American woman sentenced to 20 years for killing child with morphine in breast milk


A woman from South Carolina has been sentenced to 20 years in prison for involuntary killing of her 6-week-old daughter with an overdose of morphine delivered through her breast milk, according to prosecutor’s statement. The case has aroused much controversy both among lawyers and medical experts.

Stephanie Greene, a 39-year-old nurse, was convicted of homicide by child abuse, involuntary manslaughter and unlawful “negligent breastfeeding.” The prosecutor claimed that the woman was aware of a danger of taking painkillers while pregnant and breast feeding. However she continued getting her prescriptions and didn’t decrease the dose. It should be noted that in 2010 Greene was taking morphine and other pain killers to overcome the pain of fibromyalgia. Earlier, in 1998, during a car-accident she got several serious injuries, including a skull fracture, occipital nerve disruption, multiple rib fractures. Since that time the woman has been suffering from seizures, chronic pain and post-traumatic stress disorder. In 2004 she lost her nursing license for trying to get drugs illegally.
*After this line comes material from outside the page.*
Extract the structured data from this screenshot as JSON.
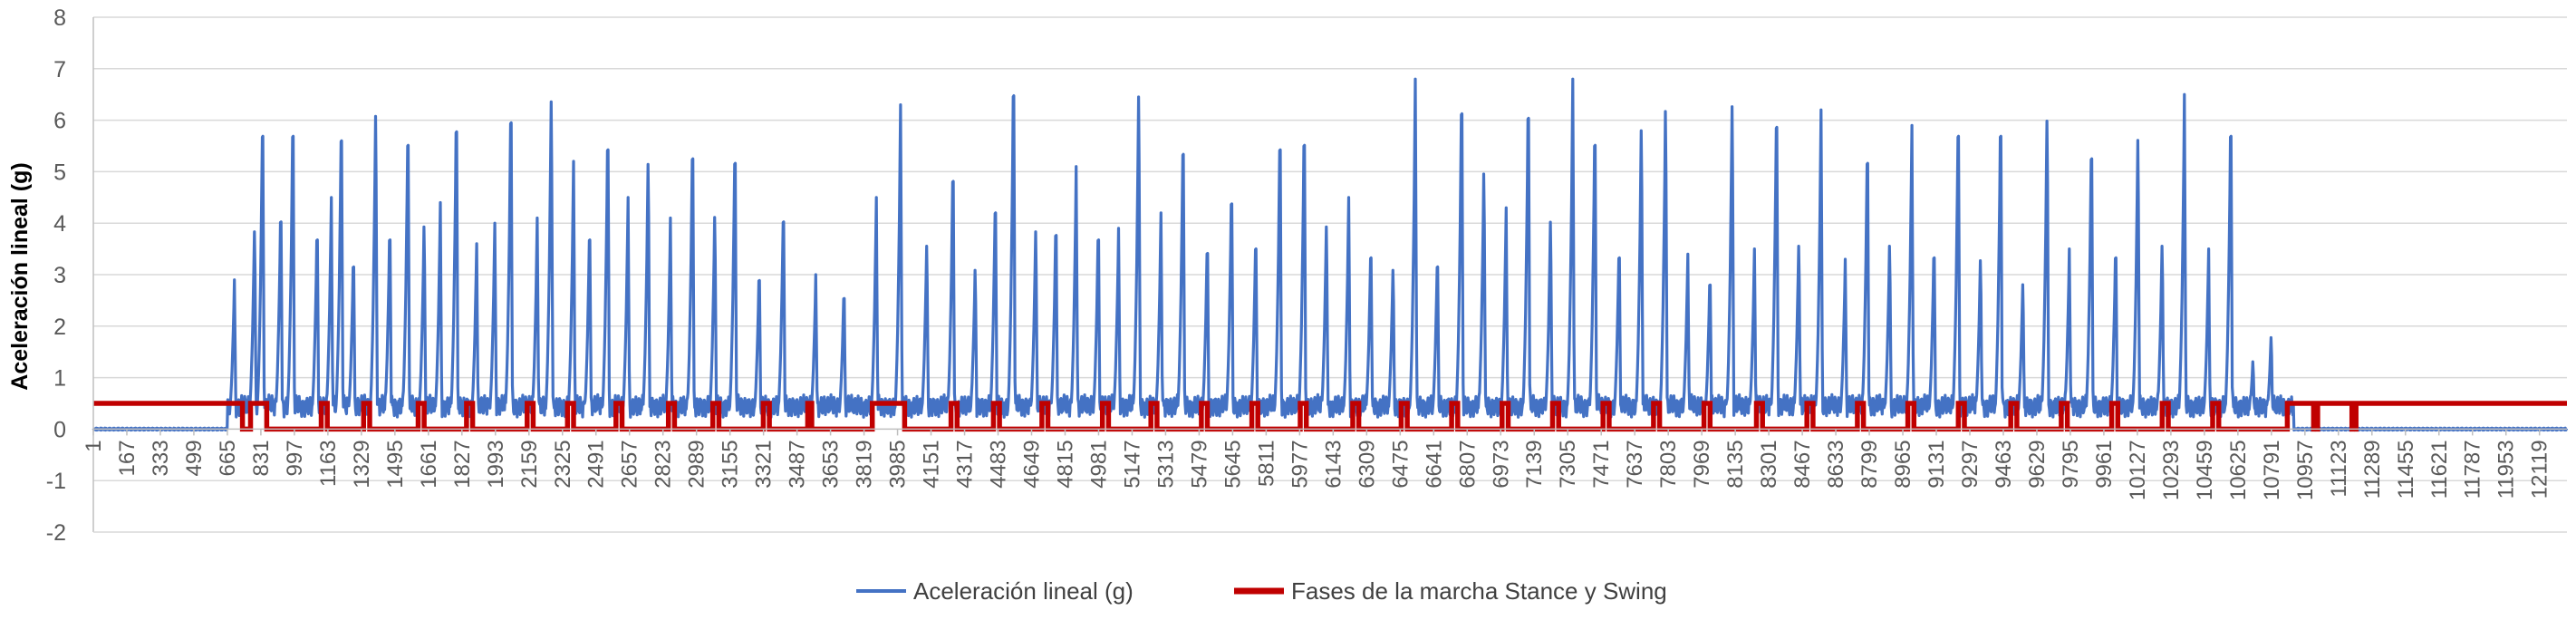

A toxicology test from the baby’s autopsy detected that a level of morphine in the child’s body could have been lethal even for an adult, according to the prosecutor.
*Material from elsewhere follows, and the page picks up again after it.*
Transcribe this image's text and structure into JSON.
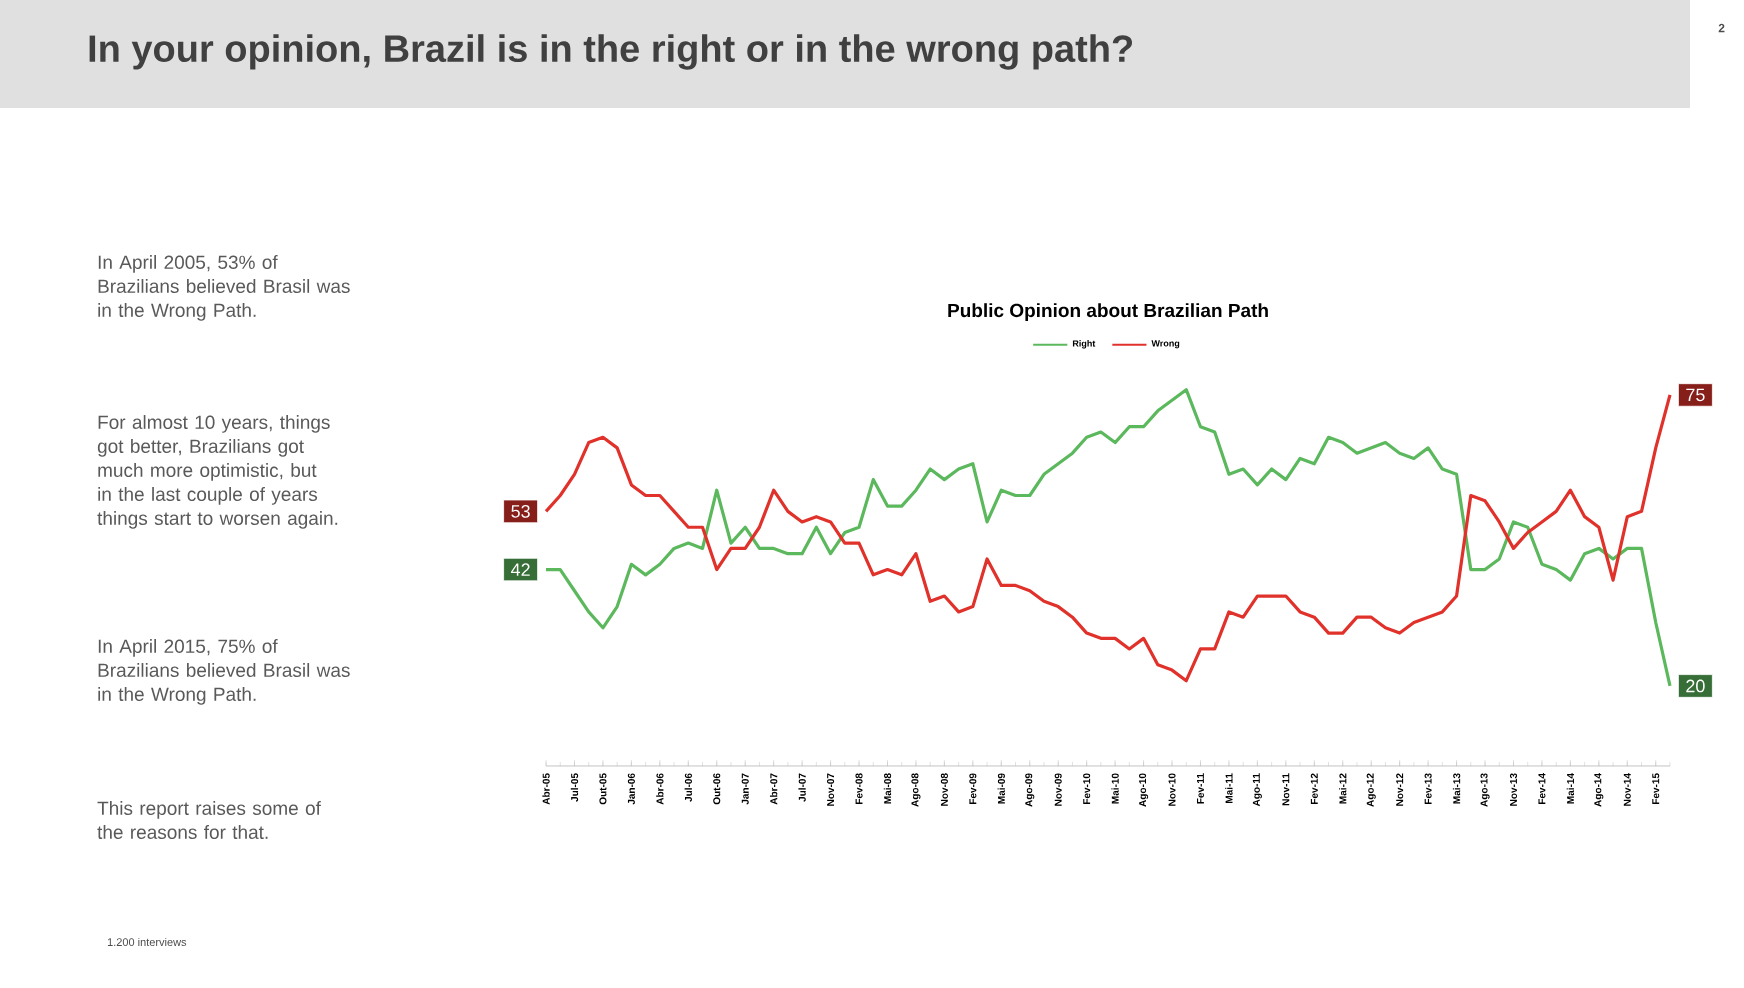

“We make sacrifices every day for our children,” he said. “She decided she was going to have her drugs and sacrifice the health, and ultimately the life, of her child.”

Rauch Wise, Greene’s lawyer, insisted that the woman was only trying to stop permanent pain and that no mother had ever been prosecuted in the United States for killing her child through a substance transmitted in breast milk.

“She needed those meds to get up in the morning and function,”Wise said. “She was on total disability because of her pain, her fibromyalgia and all the other things wrong with her.” The lawyer stressed that losing the child had already become punishment enough for Greene.

Steven Karch, an expert witness for the defense, pointed to the fact that “no morphine-related death from breastfeeding has ever been reported in a peer-reviewed journal, and in fact the American Academy of Pediatrics recommends the use of morphine in preference to some other narcotics for women who are nursing babies.”

He also slams the investigators for not conducting necessary genetic tests: “In short, no real forensic investigation was conducted, just an autopsy with no diagnostic findings. If no drugs had been detected, death would have been attributed to [SIDS] (sudden infant death syndrome or “cot death”).”

Karch deems that the child’s death was caused by a genetic defect. According to the expert, a strikingly similar case occurred in Toronto in 2005: the mother’s organism was producing morphine from the codeine she was taking and that was poisoning and killing her child.

Greene’s lawyer plans to appeal the conviction.